The complex make-up of the both BCF-Dioum and BCF-Kita was not anticipated at the time that the NED panel was formed. The strains were contributed to the panel as representatives of subtype G and H, respectively, which was appropriate based on the assay used to determine their subtype. Because the strains were passaged in culture, it is highly likely that any diversity that might have been noted in the original plasma was reduced or lost. This is demonstrated by the low level of ambiguity that appeared during sequencing. Their genomic profiles provide an example that considerations about the entire genome should to be made when using these strains or when collecting strains for other subtype “reference” panels for activities such as assay validation or development.
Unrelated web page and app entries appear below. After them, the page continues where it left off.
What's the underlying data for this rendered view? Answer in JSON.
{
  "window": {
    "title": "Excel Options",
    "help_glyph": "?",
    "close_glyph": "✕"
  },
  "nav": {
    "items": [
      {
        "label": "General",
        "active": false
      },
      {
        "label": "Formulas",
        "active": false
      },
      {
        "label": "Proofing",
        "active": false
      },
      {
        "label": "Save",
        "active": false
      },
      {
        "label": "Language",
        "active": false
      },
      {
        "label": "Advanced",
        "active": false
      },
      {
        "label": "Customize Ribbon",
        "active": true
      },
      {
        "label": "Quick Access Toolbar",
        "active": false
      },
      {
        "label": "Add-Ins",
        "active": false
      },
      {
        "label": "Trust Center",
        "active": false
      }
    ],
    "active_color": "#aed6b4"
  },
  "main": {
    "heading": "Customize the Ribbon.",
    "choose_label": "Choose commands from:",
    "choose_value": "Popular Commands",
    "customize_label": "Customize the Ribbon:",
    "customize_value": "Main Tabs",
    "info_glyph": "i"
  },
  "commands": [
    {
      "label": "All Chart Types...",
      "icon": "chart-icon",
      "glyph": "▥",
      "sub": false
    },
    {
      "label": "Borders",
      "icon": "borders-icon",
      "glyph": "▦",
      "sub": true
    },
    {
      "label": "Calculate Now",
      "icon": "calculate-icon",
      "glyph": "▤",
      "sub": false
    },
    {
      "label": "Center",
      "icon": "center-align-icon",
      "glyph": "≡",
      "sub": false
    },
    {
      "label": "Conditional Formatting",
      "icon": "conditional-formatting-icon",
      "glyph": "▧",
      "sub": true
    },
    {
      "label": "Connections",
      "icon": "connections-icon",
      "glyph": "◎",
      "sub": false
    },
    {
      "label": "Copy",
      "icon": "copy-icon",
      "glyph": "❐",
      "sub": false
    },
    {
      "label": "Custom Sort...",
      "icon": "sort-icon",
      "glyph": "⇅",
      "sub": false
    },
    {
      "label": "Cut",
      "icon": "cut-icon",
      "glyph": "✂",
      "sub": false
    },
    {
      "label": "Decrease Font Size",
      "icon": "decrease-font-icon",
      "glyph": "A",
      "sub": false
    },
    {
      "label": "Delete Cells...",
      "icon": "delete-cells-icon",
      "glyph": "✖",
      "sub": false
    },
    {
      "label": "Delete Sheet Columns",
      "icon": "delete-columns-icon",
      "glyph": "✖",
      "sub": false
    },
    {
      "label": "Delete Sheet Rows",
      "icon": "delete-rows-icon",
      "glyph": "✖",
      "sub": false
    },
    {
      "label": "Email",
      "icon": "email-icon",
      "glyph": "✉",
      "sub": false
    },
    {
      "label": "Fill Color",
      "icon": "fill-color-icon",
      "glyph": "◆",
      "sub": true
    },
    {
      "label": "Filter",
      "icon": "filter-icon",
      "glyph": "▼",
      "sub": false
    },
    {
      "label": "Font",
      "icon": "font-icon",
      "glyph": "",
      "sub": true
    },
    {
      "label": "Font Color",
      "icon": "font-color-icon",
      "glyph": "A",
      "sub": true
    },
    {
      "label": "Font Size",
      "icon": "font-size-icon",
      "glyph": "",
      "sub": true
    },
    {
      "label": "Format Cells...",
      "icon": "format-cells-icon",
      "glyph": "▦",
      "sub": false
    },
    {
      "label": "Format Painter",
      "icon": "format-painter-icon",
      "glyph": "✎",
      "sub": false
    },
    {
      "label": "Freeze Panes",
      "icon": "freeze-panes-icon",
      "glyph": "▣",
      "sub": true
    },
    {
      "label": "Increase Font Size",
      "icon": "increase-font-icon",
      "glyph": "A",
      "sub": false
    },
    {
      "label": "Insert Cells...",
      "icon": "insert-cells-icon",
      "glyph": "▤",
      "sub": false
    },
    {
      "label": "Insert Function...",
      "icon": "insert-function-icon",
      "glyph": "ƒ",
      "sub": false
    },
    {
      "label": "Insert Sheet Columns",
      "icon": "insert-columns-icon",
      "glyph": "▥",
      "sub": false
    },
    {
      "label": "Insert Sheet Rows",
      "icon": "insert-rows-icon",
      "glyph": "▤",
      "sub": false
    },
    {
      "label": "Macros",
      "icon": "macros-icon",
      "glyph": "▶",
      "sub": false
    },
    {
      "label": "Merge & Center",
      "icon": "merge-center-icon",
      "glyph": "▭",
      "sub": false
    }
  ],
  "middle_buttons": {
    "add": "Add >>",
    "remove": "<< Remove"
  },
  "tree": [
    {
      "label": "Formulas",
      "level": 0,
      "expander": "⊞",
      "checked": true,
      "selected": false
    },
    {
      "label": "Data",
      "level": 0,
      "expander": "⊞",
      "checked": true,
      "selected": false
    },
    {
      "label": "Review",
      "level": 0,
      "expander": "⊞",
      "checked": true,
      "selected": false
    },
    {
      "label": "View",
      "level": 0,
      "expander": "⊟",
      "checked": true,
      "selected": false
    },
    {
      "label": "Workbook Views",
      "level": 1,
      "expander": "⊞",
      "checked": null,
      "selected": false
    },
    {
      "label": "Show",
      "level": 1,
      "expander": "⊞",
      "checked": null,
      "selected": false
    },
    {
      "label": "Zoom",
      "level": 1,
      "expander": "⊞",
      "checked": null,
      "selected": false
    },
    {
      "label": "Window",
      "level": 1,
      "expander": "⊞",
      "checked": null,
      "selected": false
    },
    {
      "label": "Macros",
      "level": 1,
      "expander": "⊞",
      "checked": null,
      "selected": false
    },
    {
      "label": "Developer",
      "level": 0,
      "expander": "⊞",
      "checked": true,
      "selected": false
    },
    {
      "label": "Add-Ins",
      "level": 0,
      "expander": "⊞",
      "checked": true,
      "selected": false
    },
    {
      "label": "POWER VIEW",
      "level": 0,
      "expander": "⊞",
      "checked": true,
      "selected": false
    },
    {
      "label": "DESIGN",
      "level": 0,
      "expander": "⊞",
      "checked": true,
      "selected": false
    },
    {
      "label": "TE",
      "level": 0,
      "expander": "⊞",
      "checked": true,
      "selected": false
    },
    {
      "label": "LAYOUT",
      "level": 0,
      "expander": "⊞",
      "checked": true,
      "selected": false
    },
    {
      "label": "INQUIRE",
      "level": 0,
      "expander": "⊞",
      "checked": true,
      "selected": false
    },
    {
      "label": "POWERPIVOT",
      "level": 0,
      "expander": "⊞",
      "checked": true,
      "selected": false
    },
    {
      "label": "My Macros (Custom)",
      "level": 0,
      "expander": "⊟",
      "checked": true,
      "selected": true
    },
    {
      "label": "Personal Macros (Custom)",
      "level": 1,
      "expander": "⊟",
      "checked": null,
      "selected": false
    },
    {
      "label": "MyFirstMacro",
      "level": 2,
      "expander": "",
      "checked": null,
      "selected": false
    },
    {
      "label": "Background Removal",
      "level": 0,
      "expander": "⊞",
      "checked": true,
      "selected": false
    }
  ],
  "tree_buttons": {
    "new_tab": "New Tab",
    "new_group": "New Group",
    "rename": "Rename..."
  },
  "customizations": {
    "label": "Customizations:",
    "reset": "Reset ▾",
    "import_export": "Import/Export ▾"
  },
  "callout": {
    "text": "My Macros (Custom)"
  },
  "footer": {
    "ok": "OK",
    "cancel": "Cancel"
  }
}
This is reinforced by the observation that the areas in which breakpoints were noted for these strains, such as p24, RT, and integrase, are targets for diagnostic use and/or therapy. It may be that different levels of characterization of sets of new isolates would need to be performed based on anticipated use of the samples. Studies, assays, and reagents made using BCF-Dioum and BCF-Kita should take into account the complexity noted in their genomes.
The accession number for BCF-Dioum is FJ183725 and for BCF-Kita is FJ183726.
This work was supported by NIAID contract NO1-AI-85354 and HHSN266200500044C/NO1-AI-50044.
No competing financial interests exist.